M. Henri de Raincourt. C’est vrai !
M. Didier Robert. Qui plus est, vous avez choisi la stratégie du passage en force en engageant la procédure accélérée sur un texte qui, comme toute loi de programmation digne de ce nom, aurait pourtant mérité un débat en profondeur auquel les représentants des territoires ultramarins auraient dû se voir pleinement associés. Au lieu de cela, nous voilà face à une loi fourre-tout, bricolée à la hâte, qui a enflé sans aucune cohérence lors de son passage à l’Assemblée nationale, et qui voudrait traiter de tous les sujets sans en résoudre aucun. Plus grave encore, la plupart de ses dispositions ne sont assorties d’aucune étude d’impact et n’ont fait l’objet d’aucune concertation préalable avec les acteurs des territoires.

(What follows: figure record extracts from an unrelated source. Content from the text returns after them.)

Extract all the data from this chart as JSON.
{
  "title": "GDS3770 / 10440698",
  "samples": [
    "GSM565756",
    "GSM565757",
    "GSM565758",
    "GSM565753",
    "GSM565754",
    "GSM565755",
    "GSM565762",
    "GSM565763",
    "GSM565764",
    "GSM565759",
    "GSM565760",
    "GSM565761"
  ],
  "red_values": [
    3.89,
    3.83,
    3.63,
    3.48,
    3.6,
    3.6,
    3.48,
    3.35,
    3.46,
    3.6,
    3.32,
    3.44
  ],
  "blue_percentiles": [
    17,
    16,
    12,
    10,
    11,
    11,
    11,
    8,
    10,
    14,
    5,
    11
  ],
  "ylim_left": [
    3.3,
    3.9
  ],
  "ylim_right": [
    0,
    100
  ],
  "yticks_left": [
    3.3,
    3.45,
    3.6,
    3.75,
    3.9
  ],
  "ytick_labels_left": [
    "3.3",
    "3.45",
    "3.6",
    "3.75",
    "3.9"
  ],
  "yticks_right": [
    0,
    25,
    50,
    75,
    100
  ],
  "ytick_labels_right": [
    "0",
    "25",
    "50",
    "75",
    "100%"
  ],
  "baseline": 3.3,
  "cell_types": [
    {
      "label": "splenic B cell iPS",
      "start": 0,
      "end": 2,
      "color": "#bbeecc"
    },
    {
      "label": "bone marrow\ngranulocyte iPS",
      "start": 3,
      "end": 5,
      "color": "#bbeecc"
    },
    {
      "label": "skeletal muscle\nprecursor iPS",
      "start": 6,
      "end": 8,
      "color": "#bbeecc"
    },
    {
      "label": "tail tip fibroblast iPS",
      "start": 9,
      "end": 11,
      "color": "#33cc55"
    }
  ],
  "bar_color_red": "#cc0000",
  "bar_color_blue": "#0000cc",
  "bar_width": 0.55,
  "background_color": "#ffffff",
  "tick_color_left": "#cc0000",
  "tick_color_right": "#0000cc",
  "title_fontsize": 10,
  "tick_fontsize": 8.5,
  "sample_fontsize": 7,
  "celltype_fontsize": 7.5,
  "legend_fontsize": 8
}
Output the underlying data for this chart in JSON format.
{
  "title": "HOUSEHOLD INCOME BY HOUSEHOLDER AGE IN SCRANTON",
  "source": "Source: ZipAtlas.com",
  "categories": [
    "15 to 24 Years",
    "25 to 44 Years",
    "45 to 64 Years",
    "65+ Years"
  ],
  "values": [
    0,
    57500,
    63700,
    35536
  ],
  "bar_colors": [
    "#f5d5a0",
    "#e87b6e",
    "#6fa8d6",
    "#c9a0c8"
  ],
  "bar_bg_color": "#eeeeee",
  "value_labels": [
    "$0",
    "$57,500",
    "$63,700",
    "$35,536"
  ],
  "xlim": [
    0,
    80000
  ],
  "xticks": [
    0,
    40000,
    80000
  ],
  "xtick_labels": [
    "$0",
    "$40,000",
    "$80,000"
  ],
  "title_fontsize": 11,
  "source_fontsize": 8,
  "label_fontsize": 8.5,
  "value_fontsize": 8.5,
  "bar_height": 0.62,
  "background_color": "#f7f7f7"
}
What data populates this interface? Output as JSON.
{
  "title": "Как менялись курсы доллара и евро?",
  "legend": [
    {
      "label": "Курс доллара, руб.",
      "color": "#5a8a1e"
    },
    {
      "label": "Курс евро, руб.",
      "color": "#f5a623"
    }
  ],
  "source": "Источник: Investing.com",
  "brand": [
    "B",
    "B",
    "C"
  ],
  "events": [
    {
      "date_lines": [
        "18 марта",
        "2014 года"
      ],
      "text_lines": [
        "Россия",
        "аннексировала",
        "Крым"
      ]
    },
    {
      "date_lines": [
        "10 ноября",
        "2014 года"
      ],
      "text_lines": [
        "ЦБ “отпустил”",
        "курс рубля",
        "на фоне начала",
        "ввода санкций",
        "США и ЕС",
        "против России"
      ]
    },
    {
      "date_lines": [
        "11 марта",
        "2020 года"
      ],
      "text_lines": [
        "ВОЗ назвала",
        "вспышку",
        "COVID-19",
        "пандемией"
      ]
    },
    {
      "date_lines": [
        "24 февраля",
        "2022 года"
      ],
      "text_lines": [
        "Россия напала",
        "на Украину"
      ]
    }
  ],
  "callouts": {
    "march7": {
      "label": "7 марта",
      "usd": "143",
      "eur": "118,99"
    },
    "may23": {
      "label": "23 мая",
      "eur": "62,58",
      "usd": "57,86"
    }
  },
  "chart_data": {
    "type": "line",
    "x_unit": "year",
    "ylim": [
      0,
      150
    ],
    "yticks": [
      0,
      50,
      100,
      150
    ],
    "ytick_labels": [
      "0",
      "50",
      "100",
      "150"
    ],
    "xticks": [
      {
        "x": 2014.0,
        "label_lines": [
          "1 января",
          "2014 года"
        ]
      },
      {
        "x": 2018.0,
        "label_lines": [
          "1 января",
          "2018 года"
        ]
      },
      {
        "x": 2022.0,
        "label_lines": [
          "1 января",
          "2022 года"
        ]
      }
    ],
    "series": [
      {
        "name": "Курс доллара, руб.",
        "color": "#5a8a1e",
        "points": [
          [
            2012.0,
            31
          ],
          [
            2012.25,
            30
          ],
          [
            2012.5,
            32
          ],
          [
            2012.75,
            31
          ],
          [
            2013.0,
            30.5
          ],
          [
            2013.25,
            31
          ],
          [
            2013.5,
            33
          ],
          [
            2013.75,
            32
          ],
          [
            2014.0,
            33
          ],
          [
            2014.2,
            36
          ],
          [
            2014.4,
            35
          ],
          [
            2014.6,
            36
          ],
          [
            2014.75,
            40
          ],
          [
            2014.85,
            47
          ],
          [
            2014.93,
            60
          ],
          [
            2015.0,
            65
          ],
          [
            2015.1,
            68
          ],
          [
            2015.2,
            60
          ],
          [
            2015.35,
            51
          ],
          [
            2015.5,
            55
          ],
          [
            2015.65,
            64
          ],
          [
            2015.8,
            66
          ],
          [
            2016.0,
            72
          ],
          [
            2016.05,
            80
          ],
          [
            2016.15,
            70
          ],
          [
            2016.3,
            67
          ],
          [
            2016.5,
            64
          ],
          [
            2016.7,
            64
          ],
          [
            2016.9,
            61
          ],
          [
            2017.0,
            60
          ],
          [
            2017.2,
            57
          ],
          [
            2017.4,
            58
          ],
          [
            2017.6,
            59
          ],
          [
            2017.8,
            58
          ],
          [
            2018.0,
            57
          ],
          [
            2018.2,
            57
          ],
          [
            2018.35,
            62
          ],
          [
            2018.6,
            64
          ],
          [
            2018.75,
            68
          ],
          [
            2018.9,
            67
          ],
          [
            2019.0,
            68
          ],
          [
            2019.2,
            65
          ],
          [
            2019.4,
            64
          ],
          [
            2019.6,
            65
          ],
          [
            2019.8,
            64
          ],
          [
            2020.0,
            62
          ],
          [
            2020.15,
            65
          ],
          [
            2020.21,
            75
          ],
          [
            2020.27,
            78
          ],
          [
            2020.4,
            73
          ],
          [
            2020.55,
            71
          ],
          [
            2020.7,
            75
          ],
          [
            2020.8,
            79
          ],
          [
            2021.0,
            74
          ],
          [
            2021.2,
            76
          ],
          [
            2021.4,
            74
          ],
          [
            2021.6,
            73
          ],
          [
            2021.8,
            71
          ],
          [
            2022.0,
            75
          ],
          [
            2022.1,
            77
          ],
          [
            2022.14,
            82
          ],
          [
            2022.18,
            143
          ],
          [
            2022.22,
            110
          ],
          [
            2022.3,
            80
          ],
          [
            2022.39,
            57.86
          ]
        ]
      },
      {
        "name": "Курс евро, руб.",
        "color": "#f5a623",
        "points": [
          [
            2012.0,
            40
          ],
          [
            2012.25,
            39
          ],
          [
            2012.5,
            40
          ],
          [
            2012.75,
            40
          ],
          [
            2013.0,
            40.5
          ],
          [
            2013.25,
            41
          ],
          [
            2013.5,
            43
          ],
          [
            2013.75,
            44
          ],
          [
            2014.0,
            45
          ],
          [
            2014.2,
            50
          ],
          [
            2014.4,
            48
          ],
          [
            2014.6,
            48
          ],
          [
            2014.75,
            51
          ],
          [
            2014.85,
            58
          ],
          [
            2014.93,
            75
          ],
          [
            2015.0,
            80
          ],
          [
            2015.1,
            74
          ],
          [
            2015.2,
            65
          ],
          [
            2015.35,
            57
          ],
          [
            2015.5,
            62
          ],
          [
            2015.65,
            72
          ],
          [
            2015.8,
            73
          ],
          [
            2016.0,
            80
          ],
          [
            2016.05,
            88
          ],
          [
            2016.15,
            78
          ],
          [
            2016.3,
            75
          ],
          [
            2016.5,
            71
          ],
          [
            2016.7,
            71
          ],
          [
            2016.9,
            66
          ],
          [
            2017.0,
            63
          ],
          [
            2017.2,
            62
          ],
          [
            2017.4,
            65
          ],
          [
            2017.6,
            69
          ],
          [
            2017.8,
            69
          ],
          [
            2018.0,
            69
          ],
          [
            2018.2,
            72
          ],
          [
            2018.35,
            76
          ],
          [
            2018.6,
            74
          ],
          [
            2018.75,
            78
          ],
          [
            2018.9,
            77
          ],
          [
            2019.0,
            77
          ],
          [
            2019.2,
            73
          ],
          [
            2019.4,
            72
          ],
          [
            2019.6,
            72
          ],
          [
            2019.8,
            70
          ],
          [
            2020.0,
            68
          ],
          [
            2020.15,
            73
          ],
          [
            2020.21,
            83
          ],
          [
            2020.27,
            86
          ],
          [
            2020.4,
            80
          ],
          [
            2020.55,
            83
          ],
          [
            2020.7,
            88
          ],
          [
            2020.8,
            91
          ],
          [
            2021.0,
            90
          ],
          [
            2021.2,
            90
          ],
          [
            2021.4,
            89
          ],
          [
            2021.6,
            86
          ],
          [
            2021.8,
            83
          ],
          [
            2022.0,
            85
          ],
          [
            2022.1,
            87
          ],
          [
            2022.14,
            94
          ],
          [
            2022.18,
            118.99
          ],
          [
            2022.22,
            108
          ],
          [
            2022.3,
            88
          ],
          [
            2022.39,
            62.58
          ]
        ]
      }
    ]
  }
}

Vous n’avez pas su tenir votre majorité à l’Assemblée nationale, madame la ministre ; vous avez assurément manqué de méthodologie et de pédagogie, et le résultat en est cet OVNI législatif qui ne convainc personne, à part peut-être vous-même.
Sur le fond, cette méthode s’explique tout simplement par le fait que ce texte ne constitue en rien une loi de programmation. Au demeurant, c’est peut-être une bonne chose, car cette notion d’égalité réelle que vous brandissez comme la solution étendard à tous nos problèmes n’est en réalité adaptée ni à la situation ni aux aspirations des territoires ultramarins.
Sans doute l’ignorez-vous, les Français d’outre-mer n’aspirent nullement à l’assimilation parfaite avec leurs concitoyens hexagonaux. Nos collègues de Nouvelle-Calédonie, de Polynésie ou encore des régions ultrapériphériques de l’océan Indien et des Antilles, pour ne citer qu’eux, insistent pourtant suffisamment régulièrement sur la reconnaissance et le respect de leurs singularités à la fois historiques, culturelles et géostratégiques pour que nous en soyons tous bien conscients.
Sur l’identité de la France, Fernand Braudel avait une formule admirable que je veux reprendre ici : « La France se nomme diversité. » Pour ma part, c’est cette France-là à laquelle je crois.
M. Hubert Falco. Très bien !
M. Didier Robert. Je passe sur le caractère très problématique de la notion même d’égalité réelle, qui a été excellemment souligné par mes collègues rapporteurs de la commission des affaires sociales et de la commission des lois. J’y ajoute simplement que cette passion de l’égalité, qui vire ici à l’idéologie égalitariste, avait déjà été dénoncée par Montesquieu et Tocqueville comme l’un des plus grands dangers pour la démocratie… Sans doute vaudrait-il mieux retenir cette leçon que de manier des concepts creux et définir des objectifs inatteignables.
Sans nul doute, des efforts de rattrapage et d’ajustement sont encore à réaliser sur certains sujets pour les outre-mer, bien sûr, comme pour certains territoires métropolitains. C’est incontestable. Je pourrais citer ici l’accès pour le plus grand nombre à des écoles d’excellence et à des filières de formation de qualité, encore trop souvent réservées de fait aux jeunes de l’Hexagone et des grandes villes. Je pourrais citer encore l’accès démocratisé à toutes les chaînes de télévision nationales dans tous les territoires ultramarins. Je pourrais citer aussi la nécessité d’imposer plus de justice et d’équité dans la préparation aux concours, quel que soit le lieu de résidence. Je pourrais citer, enfin, l’opportunité réelle que l’on doit à chacun de pouvoir à un moment de son parcours professionnel regagner sa ville, son île, son territoire.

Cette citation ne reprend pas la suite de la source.